From Jennifer Marohasy’s blog
By Jennifer Marohasi
John William Abbot v Director of Meteorology was heard before the Administrative Appeals Tribunal in Brisbane yesterday, Friday 3 February 2023 – a focus of this series of blog posts. While it was supposed to be a public hearing and I was supposed to be the expert witness, before I could present my evidence the case was put back into mediation and the public was asked to leave.
I am now part of the mediation that was not resolved yesterday. I am now required by law not to comment on this ongoing mediation. This is to continue on Tuesday.
I am very grateful to Caroline, Gideon, Charles and Howard for attending the public hearing yesterday – albeit so briefly.
This mode has been in progress for me in some form since August 25, 2015, when I first requested parallel data for Wilson’s Promontory Lighthouse from the electronic weather station, which has relied on platinum resistivity probes since September 2000, and as a verification from the original liquid-in-glass thermometers (including the mercury one) installed as early as 1872 and theoretically still recording temperatures. I specifically asked:
Also, could you please provide me with the full temperature records (maximum and minimum) taken by each of these different thermometers for the period of their available record.
I am particularly interested in whether there is a single continuous monthly record for the mercury thermometer installed in 1872. [end]
This request was made through the climatedata@bom.gov.au portal and I followed up with phone calls, but my application was never officially confirmed. We know it has been discussed by Bureau staff as it is mentioned in correspondence released following a partially successful FOI request from Mulholland (#FOI30-6142) regarding the set limits for cold temperature recording at Goulburn. The correspondence is available online here.
Because a change in measuring equipment can potentially cause discontinuities in a temperature record, it is Australian Bureau of Meteorology policy to record new equipment alongside old equipment for a period of at least 2 years. In this way the readings of the new equipment can be compared to the readings of the old equipment, also to check that they are comparable – that there are no breaks. This is the parallel data.
It is reasonable to assume that this data is public, but it is guarded and kept secret by the Bureau. The Bureau also claims that it is not digitized and may only be available as paper copies of A8 forms and that the Bureau lacks the resources available to scan to provide this upon request. Access to this data for the Brisbane Airport weather station was the target of an FOI request from John Abbot and this is how the current saga began.
In 2017 I managed to collect some parallel data for Mildura. After many long nights of manually transcribing values from the scanned A8 forms that were provided to me following the intervention of then-Energy and Environment Secretary Josh Frydenberg, I recorded the data and did some analysis .
This analysis showed that the first probe, which became the official instrument at Mildura on November 1, 1996, was recording too cool compared to the mercury, with some seasonal variation. On May 3, 2000, the Bureau changed the Stevenson screen to a smaller design and while there is no record of a change in probe type, this almost certainly happened also due to the very different recording pattern compared to the mercury, see Chart 1.
Initially, temperatures recorded at Mildura from May 3, 2000 by a new second probe at the new shelter from May 3, 2000 more closely matched the readings from the mercury thermometer. But then I could see from the data that the probe’s temperatures were beginning to cool relative to the mercury thermometer for the period up to June 27, 2012. Cooling occurred at a rate of nearly 1°C per 100 years.

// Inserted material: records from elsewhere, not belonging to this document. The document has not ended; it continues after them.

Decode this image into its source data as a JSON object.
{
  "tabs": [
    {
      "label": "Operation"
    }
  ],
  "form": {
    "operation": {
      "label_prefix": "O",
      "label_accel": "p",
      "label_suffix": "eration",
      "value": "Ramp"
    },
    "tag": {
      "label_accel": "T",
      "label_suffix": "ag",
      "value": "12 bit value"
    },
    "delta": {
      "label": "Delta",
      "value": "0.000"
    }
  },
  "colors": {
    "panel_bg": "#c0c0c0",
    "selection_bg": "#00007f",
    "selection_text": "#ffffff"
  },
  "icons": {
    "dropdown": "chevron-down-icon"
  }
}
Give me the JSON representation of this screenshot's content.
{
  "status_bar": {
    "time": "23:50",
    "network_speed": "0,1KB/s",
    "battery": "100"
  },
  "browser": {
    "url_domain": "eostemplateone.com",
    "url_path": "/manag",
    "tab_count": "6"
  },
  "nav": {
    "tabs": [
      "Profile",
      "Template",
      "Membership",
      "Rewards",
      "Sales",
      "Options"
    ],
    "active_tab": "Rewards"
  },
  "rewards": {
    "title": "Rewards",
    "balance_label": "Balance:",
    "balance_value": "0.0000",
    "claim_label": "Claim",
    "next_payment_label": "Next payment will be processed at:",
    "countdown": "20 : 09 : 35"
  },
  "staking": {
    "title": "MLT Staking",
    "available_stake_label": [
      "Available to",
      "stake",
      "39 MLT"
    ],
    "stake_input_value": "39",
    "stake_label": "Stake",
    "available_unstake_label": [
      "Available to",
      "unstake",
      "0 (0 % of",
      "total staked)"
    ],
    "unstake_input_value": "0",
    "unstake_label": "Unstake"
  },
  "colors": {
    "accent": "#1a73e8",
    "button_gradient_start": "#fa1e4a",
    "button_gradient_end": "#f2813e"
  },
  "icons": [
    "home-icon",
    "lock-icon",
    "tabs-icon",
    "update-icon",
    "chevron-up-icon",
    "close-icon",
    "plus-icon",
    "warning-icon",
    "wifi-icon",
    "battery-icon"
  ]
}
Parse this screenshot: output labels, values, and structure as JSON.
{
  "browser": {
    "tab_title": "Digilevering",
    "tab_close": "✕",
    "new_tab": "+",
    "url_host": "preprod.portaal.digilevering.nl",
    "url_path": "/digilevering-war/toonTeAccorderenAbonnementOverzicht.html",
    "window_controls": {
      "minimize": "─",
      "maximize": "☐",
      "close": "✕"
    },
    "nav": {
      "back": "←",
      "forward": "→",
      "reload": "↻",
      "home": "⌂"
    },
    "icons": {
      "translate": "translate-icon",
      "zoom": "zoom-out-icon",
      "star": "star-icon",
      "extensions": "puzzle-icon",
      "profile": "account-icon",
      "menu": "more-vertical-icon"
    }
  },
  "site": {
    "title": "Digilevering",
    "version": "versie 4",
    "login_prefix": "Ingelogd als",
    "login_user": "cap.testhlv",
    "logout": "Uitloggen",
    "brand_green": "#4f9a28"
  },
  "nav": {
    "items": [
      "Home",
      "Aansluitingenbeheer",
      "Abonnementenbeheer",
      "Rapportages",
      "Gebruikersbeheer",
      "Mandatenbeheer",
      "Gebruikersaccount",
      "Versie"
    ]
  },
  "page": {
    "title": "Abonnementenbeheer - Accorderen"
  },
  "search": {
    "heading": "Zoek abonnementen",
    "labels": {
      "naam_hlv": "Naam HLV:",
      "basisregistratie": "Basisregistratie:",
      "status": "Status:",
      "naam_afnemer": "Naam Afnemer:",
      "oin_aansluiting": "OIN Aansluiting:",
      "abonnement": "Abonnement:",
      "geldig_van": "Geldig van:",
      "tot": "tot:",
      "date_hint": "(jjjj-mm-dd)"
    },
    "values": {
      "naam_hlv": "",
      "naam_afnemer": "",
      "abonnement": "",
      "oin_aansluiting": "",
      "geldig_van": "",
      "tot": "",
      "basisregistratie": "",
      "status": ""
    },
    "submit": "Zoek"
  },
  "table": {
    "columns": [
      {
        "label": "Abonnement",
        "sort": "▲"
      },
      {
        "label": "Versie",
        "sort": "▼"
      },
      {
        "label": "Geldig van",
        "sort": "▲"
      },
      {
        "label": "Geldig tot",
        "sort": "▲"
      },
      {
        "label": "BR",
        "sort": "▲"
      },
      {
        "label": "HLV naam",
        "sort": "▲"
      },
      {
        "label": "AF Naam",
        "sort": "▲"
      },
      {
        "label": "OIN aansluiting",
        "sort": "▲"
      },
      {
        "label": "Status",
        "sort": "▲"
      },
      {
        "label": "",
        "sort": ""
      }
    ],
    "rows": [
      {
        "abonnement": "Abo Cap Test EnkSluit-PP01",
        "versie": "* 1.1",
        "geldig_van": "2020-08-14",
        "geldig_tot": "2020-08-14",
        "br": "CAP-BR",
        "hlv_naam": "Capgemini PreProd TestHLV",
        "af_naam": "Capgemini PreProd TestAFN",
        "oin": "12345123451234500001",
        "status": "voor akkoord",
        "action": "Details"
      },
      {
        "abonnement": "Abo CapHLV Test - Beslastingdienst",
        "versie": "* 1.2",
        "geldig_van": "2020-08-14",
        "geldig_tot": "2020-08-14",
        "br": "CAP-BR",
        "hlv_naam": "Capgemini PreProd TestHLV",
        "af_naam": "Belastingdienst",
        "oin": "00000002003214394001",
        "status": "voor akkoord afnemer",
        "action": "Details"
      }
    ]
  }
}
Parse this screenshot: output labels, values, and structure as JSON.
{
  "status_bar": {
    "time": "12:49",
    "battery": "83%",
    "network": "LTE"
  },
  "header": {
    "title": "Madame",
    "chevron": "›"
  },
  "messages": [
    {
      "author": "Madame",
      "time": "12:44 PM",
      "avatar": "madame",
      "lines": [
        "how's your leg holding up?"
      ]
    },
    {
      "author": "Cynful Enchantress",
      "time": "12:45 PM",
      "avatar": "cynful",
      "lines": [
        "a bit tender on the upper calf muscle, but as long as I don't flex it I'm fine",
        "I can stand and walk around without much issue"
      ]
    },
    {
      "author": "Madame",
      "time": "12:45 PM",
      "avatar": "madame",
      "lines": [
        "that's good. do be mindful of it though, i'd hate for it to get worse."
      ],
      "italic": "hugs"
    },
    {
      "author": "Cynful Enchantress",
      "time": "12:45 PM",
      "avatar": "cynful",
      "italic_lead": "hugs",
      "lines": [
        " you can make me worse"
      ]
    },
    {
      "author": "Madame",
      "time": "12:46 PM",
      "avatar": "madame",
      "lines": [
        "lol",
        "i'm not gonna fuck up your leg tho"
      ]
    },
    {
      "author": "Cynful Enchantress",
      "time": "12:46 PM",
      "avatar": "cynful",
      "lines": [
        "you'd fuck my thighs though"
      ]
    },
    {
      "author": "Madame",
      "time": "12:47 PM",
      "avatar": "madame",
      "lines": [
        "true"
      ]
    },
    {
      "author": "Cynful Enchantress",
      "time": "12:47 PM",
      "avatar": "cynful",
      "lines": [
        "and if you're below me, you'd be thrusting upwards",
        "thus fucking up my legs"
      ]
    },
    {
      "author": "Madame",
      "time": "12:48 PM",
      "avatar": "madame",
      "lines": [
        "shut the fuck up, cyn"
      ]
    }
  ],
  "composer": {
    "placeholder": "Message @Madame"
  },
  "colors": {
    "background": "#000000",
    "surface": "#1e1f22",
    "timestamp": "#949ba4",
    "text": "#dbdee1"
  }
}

Then, on June 27, 2012, the probe that had recorded the official temperature at Mildura for 12 years as it drifted to become progressively cooler was replaced. The limited parallel data available suggests that this third probe is reading too hot — often by 0.4°C — compared to the same mercury thermometer.
This is the extent of the parallel data available, and it suggests:
1. Changing from a mercury thermometer to a probe makes a significant difference in the reliability of historical data.
2. This is important for understanding climate variability and change – the trend.
3. This information is in the public interest – as major policy decisions are made based on a 1.5 degree tipping point.
4. We know the data exists because I received the scanned A8 forms for Mildura with records from both probes and the mercury in 2017. We also know that the data exists because of the Bureau’s own referencing of and discussion of that data.
On December 12, 2019, John Abbot requested access to the parallel daily high and low temperature records for Brisbane Airport weather station; these are the measurements recorded using the mercury thermometer as a possible verification of the measurements from the platinum resistance probe.
This data was never provided and is the origin of the current saga, which is due to continue on Tuesday through private mediation.